I’ve had a similar experience. My life was rocked in late 2007, and it made the ‘03 rocking look like a gentle back and forth of a cradle. When I began regularly attending Orthodox services, I could feel that very same healing taking place in my heart. Honoring the majesty of God and getting down on your face before him (sometimes literally) to ask for his help, his grace, his mercy, and his strength, has quite a healing effect.
10. Jesus Called Me to It
I have been in love with Jesus since my earliest memories. In fact, my mom will tell you that I spoke with angels as a toddler. I’m not sure how objectively true that is, but I do know that I have had faith in the Triune God for as long as I can remember. And for all of my doubts over the years, I have never let go of Christ.

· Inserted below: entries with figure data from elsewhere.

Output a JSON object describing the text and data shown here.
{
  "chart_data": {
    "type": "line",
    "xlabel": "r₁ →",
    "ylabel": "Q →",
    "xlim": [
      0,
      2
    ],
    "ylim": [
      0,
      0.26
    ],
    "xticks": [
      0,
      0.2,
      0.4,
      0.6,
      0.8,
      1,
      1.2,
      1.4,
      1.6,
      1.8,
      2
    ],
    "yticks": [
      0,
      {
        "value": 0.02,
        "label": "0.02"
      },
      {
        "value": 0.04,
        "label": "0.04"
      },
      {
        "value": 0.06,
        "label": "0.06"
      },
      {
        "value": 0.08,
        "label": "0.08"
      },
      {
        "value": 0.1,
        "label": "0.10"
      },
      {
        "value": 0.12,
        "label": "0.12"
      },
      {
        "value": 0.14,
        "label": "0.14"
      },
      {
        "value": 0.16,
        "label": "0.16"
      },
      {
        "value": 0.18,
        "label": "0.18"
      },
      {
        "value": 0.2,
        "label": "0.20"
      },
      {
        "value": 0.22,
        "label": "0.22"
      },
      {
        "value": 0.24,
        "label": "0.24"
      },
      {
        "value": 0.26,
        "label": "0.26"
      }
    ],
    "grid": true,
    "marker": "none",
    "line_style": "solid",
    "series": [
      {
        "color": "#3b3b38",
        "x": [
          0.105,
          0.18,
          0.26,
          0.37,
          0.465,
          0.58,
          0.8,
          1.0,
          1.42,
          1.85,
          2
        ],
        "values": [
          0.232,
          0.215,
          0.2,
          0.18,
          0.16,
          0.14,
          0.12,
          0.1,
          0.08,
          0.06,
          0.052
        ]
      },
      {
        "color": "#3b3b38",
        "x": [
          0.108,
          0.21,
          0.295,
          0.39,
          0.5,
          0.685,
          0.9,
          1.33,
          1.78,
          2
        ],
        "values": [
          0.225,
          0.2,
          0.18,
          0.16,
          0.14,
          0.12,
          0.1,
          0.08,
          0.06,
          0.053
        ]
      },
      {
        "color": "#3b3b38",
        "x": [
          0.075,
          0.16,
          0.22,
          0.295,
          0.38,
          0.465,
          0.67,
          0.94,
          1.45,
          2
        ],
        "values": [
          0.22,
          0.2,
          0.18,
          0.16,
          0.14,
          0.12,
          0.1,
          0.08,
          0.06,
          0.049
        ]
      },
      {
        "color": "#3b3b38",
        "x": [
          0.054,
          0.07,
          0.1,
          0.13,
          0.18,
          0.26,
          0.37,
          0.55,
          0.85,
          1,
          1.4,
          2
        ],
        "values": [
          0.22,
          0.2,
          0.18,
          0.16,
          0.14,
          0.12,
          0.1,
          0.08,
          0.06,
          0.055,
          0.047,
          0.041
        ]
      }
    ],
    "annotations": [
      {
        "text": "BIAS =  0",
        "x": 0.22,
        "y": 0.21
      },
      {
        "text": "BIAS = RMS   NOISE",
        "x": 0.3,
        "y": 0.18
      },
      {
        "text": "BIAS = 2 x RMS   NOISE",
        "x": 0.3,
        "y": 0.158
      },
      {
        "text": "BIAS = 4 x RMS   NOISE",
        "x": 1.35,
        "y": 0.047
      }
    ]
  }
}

This is really the only reason that matters. When I came to believe that I was being called by Jesus Christ into fuller fellowship in him and with his Bride, the Holy Orthodox Church, I couldn’t help but become Orthodox. At that point, all the beauty, mystery, liturgy, and theology did not matter in comparison to the joy of fuller fellowship with Jesus.
I think it was Frederica Mathewes-Green who advised Anglicans not to come to Orthodoxy because it seems attractive or because a person is disillusioned with the state of their current church. Come to Orthodoxy, she beckoned, because you’re in love with Jesus and you see him there.
If you’re interested in exploring Orthodoxy, Frederica’s books Facing East and At the Corner of East and Now are a great place to start. For something more academic, check out Timothy Ware’s The Orthodox Church. For sympathetic treatments of Orthodoxy from Protestants, see Eastern Orthodox Christianity: A Western Perspective by Daniel Clendenin or, my favorite, Through Western Eyes; Eastern Orthodoxy: A Reformed Perspective by Robert Letham.
1. In Orthodoxy, however, we insist in a continuity of credal faith and communion for a proper Apostolic Succession.
2. This is actually a decent warning in an Orthodox context. We do use icons, but icons reflect a very real and incarnational existence, and are not simply imagined. However, in the bleak context in which this was spoken (with not so much as a cross on the wall), it seems pretty funny that picturing Jesus is idolatry when he had corporeal existence.